Öte yandan da Tasfiye olunacak alacaklar 2020 Nisan ayı itibarıyla 184 milyar TL oldu. Tasfiye olunacak alacakların

174 milyar TL’si bankalara; 5,4 milyar TL’si finansal kiralama şirketlerine, 2,6 milyar TL’si faktoring şirketlerine ve 2 milyar TL’si de finansman şirketlerine ait bulunuyor.Hal böyle iken, Türkiye İstatistik Kurumu (TÜİK) verilerine göre, mayıs ayı itibarıyla 12 aylık ortalamalar dikkate alındığında, tüketici fiyatları yüzde 12,1, yurt içi üretici fiyatları yüzde 9,14 arttı. Aylık bazda TÜFE yüzde 1,36, Yİ-ÜFE yüzde 1,54 artış gösterdi. TÜFE, mayısta geçen yılın aralık ayına göre yüzde 4,57, geçen yılın aynı ayına göre yüzde 11,39 yükseldi. Nisan, Mayıs ve Haziran aylarının TÜFE 'sinin açıklanması sonrası toplam TÜFE yüzde 4 'ü aşması durumunda memur maaşına da ortaya çıkan fark kadar zam yapılacak.

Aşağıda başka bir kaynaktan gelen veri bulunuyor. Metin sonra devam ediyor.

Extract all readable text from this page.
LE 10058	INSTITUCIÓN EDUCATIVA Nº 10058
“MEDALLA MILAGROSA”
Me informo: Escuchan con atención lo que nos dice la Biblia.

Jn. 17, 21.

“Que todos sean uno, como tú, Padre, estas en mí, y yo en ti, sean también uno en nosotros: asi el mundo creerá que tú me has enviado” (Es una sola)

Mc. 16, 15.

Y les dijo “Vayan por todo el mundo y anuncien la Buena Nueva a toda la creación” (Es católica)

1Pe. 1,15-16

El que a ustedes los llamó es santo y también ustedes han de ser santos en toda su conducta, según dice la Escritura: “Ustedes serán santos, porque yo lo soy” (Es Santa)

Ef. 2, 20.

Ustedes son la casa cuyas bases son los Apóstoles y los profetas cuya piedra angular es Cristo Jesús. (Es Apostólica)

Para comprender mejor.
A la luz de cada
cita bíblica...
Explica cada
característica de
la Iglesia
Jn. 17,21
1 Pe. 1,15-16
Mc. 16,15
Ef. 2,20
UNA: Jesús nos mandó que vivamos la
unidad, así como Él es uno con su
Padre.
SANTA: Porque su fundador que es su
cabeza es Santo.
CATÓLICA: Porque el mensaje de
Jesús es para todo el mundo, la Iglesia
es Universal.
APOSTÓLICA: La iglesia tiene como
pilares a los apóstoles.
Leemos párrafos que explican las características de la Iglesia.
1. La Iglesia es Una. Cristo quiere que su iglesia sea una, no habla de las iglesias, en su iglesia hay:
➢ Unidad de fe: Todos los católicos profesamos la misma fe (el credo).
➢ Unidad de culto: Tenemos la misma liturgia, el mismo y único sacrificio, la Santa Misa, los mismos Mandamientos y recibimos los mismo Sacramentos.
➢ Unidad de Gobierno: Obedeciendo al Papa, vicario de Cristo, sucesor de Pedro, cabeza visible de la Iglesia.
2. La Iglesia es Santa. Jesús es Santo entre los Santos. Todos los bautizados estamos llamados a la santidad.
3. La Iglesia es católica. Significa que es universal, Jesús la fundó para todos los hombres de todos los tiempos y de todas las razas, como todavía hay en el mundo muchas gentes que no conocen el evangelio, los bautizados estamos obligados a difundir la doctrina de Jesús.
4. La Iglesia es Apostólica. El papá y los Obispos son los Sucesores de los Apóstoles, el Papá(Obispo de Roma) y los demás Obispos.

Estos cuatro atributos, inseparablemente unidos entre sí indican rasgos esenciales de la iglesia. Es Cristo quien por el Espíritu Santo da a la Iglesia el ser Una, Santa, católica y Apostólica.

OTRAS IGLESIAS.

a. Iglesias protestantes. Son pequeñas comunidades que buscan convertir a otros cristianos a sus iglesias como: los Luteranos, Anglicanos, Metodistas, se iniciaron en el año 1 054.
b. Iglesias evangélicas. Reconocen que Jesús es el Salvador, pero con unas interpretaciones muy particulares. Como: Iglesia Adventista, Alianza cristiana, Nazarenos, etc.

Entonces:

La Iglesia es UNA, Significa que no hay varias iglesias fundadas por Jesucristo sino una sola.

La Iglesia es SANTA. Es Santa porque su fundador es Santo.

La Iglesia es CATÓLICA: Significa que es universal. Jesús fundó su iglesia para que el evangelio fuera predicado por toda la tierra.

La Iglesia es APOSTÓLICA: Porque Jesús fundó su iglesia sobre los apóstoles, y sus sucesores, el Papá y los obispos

                                  *       *        *

Sonuç olarak, kovid-19 pandemisinden kaynaklanan sıkı içerikli kuralların gevşetilmesi sonrası vakalarda izlenen artışlar dikkate alındığında; öteden beri süregelen zayıf yönlü talepte pek fazla bir artma olmadı. Mamafih hadiseye fiyat artışları yönünden baktığımızda en son nisan ve mayıs ayında ertelenen zamların büyük ihtimalle haziran ayında ya da sonrasında gündeme gelme durumu söz konusu olabilir. Bunun yanında bu fiyat yükselmeleri kısa günün kârı diyen fırsatçılar acısan yapılacak zamlar da eklendiğinde bu ay ve sonraki aylardaki enflasyon oranlarında sert artışlar gündeme gelebilir. Bu arada da TCMB’sınca enflasyonun 2020 yıl sonunda yüzde 8,2 olarak gerçekleşeceği, 2021 yıl sonunda yüzde 5,4’e geriledikten sonra orta vadede yüzde 5 düzeyinde istikrar kazanacağının tahmin edildiğini dile getiren Uysal’ın, "Enflasyonun, yüzde 70 olasılıkla, 2020 yılı sonunda yüzde 6,2 ile yüzde 10,2 aralığında (orta noktası yüzde 8,2), 2021 yılı sonunda ise yüzde 3 ile yüzde 7,8 aralığında (orta noktası yüzde 5,4) gerçekleşeceği öngörülmektedir" değerlendirmesi  nin ne derece isabetli olabileceği de oldukça tartışmalı. Görünür o ki,TCMB’nın önceki yıllarda olduğu gibi söz konusu iyimser enflasyon öngörülerini yeniden tekrar gözden geçirmek zorunda kalabilir.